Beautiful day to be at Byrd.

Saturday, October 6, 2012

Roll on, Maryland

We have lived in College Park for a decade now and, yet, the benefits of life in this little corner of Prince George's County continue to present themselves anew. 

Tonight, I walked our youngest over to Ludwig while our oldest accompanied her mom to a Friday night movie.  Enjoying a Maryland soccer game with a toddler is not new, but the number of other families -- including coaches from other athletics teams at the University -- that are now also doing so means that I can now get through a full ninety minutes.

Or maybe this is how it has always been.  Maybe there has always been an easy collegial vibe between administrators and athletes hanging out at soccer games (in addition to head coaches and athletes from other squads, President Wallace Loh was again on hand).  But for an athletics program that was hammered last season by everyone who deigned to opine on the Terrapins, it sure seems like building a community anchored in pride is not just a promotional slogan.

Based on the limited stolen glances I had of the game, it was a good night to be one of the 4,846 folks at Ludwig.  The game was tight, but Maryland kept its composure throughout.  The one-nil victory over the Wahoos was well-deserved.  It is just flat-out fun to watch Sunny Jane go.  He is kind of good.  Dan Metzger and John Stertzer were also very impressive tonight.  

For their part, Virginia never backed down.  The Cavaliers did not create a lot of offensive opportunities, but they still managed to absorb wave after wave after wave of rapid assaults.  Georgetown Prep alum and DC United Academy veteran Marcus Salandy-Defour, a true freshman, acquitted himself well for Virginia.  In fact, for a very young team -- five of the starting eleven were freshmen, four were sophomores and all three subs used were underclassmen -- they did not make many damaging mistakes.  
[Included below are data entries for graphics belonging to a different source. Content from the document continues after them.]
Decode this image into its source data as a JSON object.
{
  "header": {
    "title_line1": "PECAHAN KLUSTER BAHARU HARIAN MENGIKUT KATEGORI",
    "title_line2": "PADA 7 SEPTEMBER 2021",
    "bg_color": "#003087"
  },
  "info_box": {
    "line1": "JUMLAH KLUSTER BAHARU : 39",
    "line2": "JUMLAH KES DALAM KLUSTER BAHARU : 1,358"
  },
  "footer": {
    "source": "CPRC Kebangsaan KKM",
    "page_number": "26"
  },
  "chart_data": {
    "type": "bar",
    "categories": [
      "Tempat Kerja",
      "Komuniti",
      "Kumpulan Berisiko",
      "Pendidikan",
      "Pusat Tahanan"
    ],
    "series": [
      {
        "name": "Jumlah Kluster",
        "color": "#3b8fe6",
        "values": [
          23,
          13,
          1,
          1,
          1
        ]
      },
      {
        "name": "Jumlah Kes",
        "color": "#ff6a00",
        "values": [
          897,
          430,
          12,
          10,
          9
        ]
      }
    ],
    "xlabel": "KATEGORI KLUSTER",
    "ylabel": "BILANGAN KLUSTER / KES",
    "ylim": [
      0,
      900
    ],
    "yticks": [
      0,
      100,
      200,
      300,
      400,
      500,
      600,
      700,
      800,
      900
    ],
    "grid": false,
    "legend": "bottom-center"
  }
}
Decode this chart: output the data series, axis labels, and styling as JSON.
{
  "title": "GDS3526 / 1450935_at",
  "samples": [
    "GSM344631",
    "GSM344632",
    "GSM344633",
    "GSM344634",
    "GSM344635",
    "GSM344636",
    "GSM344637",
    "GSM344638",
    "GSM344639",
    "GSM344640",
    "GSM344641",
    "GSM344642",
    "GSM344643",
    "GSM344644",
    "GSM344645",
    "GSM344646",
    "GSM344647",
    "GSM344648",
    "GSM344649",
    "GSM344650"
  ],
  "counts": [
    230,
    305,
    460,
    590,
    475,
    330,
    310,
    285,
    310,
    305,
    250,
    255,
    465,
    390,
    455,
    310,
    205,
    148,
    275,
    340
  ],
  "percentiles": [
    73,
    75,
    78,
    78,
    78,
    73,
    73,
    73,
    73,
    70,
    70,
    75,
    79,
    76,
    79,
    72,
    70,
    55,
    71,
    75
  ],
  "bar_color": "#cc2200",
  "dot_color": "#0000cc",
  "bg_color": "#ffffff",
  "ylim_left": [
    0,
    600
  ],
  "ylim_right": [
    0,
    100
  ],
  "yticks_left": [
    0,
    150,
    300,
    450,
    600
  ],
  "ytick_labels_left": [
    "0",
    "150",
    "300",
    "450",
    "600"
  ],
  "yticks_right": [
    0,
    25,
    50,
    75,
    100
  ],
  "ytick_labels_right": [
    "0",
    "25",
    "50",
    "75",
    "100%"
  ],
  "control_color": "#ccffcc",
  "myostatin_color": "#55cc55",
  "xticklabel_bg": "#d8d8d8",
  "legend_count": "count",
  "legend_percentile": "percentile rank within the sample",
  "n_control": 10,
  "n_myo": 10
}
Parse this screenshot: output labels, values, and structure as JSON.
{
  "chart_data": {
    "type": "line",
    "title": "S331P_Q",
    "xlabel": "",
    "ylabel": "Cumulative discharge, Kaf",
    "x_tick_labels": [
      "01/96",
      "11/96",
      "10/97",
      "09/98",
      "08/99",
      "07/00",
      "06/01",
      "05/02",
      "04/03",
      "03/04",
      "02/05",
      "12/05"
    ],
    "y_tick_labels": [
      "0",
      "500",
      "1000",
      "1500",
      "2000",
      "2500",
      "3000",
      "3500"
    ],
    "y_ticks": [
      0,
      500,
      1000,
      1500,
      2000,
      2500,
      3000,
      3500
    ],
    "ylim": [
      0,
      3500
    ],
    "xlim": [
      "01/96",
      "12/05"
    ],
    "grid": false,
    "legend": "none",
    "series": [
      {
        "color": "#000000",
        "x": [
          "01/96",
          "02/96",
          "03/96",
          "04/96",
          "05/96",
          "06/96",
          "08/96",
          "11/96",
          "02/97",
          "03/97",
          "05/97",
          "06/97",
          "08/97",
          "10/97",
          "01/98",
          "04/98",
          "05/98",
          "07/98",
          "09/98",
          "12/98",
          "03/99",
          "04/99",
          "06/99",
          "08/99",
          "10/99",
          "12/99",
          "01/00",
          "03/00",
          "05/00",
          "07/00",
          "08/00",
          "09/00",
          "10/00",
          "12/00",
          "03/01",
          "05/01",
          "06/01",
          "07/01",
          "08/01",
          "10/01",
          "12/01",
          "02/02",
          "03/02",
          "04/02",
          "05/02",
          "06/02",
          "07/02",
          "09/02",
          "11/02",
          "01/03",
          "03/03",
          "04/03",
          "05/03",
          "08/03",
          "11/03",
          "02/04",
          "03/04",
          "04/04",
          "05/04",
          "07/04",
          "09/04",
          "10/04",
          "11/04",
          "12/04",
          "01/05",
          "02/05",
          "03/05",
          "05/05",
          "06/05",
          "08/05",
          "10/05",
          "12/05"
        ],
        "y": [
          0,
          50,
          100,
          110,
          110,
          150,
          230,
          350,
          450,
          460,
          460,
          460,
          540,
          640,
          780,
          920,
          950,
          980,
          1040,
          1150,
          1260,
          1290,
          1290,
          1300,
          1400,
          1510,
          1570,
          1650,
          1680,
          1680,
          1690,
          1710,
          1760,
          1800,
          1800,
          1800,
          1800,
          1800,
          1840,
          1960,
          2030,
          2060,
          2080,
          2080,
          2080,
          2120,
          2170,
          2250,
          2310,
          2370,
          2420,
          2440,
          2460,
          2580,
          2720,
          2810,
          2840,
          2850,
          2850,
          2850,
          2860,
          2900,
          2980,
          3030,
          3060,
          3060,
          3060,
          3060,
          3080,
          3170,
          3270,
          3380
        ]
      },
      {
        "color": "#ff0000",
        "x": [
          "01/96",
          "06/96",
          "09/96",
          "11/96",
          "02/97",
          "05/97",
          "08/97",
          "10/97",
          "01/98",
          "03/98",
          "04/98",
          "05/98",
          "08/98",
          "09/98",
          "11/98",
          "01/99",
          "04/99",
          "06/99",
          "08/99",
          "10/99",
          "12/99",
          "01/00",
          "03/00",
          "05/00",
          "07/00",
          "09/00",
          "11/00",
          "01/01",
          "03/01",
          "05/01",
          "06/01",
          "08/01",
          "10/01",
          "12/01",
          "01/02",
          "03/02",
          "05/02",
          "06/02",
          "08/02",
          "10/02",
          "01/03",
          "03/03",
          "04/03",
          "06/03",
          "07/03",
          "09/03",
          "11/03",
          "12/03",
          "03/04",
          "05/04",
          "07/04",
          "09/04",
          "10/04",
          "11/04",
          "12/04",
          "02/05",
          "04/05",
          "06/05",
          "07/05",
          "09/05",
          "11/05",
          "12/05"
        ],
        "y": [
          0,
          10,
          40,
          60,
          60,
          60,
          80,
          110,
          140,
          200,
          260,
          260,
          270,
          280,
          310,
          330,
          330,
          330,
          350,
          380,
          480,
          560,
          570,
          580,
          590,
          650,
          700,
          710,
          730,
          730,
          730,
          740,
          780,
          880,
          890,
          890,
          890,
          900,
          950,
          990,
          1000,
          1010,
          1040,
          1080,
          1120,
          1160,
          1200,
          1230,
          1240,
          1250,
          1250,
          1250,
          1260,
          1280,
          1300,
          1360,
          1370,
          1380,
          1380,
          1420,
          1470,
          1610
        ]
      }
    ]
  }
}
The only notably poor performance tonight came from the referee, Shane Moody.  I am no saint in the stands.  I have developed the terrible habit of screaming in frustration at poor calls made by refs.  But I have also refereed youth soccer games and blown numerous calls, so I rarely make note of any particular performance.  I have never actually bothered to learn the name of any referee from a college game prior to this evening.  But Mr. Moody, who has, I think, experience in the MLS and in the U.S. Open Cup, went way, way, way over the top in making a spectacle of his control of the match.  Moody did not render any notable bad decisions, but he did loudly convey disdain for Coach Cirovski's protests regarding some questionable offside flags raised by his assistant before theatrically flourishing a yellow card to the Maryland bench for complaining about a foul call.  In the stadium, Moody's exaggerated gesticulations looked ridiculous and seemed more a performance for the cameras than the game.

But that is only a very mild quibble for what was otherwise another great night of Maryland soccer.

Not every Maryland athlete was represented at Ludwig.  The women's basketball team was at the movies and, before leaving, were stopped by a little girl and her family who are eager for the season to start.